Спустившись по ступенькам, он быстрым шагом подошел по тротуару к машине. После поездки через весь город вылез из нее возле парикмахерского салона в двух кварталах от торгового центра. От входа пахнуло какими-то химикалиями, лосьонами и жженым волосом. Бекетт кивнул администраторше за стойкой, прошел мимо зеркальных кабинок и долгих взглядов и отыскал свою жену, глубоко погрузившую обе руки в чью-то пышную шевелюру размером с баскетбольный мяч.

– Можно с тобой поговорить?

– Привет, дорогой. Все нормально?

– Я только на секундочку.

Она похлопала женщину в кресле по плечу.

– Я мигом, сладенькая.

Бекетт провел жену в тихое местечко рядом с задней стеной.

– Что стряслось?

– Просто подумал про тебя и про девочек. Захотелось услышать твой голос.

Она пытливо заглянула ему в глаза, что-то почувствовала.

– Ты вообще как?

– Да всё один к одному… Дело. Кое-что другое. Даже не знал, когда мы сможем поговорить.
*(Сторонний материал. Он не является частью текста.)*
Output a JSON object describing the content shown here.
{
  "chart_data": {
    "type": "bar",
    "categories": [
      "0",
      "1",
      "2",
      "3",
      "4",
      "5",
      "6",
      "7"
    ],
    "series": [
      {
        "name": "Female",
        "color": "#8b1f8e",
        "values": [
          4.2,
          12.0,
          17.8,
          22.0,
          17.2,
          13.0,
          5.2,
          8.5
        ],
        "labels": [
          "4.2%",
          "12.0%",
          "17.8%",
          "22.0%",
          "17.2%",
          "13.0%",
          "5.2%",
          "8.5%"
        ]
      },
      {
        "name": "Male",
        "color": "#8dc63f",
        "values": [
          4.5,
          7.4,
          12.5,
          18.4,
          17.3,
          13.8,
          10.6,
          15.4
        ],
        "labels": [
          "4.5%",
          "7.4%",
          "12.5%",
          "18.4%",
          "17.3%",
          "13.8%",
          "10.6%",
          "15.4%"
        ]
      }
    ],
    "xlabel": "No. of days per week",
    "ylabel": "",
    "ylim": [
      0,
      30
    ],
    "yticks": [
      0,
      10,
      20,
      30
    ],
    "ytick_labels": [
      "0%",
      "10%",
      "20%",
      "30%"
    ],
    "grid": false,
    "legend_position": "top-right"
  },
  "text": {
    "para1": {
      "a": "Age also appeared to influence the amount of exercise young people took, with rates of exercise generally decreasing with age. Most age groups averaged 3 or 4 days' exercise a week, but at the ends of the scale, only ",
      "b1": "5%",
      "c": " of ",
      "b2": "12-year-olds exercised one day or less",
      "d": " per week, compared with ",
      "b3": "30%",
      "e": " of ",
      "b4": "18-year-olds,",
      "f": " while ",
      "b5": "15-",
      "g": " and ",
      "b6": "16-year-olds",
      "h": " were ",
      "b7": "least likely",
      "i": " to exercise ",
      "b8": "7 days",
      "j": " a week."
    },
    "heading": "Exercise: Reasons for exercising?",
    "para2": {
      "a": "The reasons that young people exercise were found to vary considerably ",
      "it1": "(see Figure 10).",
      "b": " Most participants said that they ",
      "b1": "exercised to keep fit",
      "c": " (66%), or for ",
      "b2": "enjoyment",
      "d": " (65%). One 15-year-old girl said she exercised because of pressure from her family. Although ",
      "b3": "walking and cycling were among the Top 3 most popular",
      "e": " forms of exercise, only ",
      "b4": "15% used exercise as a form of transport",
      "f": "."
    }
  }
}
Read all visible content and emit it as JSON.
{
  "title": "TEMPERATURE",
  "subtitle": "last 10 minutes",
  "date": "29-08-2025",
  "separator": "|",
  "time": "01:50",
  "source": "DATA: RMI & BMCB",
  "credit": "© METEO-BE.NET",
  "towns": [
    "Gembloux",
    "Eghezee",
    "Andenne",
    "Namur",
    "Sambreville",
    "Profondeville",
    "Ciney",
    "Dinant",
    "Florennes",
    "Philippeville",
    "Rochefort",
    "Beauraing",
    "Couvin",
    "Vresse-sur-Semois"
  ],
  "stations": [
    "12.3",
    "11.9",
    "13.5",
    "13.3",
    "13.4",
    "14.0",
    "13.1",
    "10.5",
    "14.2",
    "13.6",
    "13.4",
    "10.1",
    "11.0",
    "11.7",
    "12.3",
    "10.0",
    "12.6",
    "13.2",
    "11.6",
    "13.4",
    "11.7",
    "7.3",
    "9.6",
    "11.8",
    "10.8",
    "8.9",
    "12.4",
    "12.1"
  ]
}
– Мог бы просто позвонить, дурачок.

– Наверное. Но вот это по телефону не сделаешь.

Он поцеловал ее, и она слегка отпрянула – несколько ошарашенная, но отнюдь не недовольная.

– Красота! – Бросила взгляд на переполненный зал и пригладила волосы. – Надо бы тебе почаще сюда заглядывать!

Бекетт провел ей рукой по щеке, оставив при себе застрявшую где-то в самой глубине мысль, что поцелуй – это на случай, если он вообще никогда не вернется. Одарил ее улыбкой, говорящей, что он не переставал любить ее с того самого момента, как они встретились, что принимал ее такой, какая она есть, со всеми ее ошибками, и что он и сам далеко не безгрешен. Выразил все эти мысли одной-единственной улыбкой, а потом наклонил ее назад и поцеловал еще раз. Означало ли это «прощай навсегда»? Он этого еще не знал, но хотел, чтобы она почувствовала это на всякий случай. Так что поцеловал ее так, как не целовал уже лет десять. Долго не отрывался от ее губ, а когда уходил, половина дам в салоне лишь восхищенно присвистывали.

* * *

Автомобилем у крыльца оказался черный «Экспедишн» с государственными номерами. Секунду тот стоял, молчаливый и недвижимый; потом дверцы распахнулись, и из него выбрались четверо мужчин. Двоих из них Элизабет знала, так что убедилась, что пистолет заткнут сзади за пояс, прежде чем шагнуть на крыльцо.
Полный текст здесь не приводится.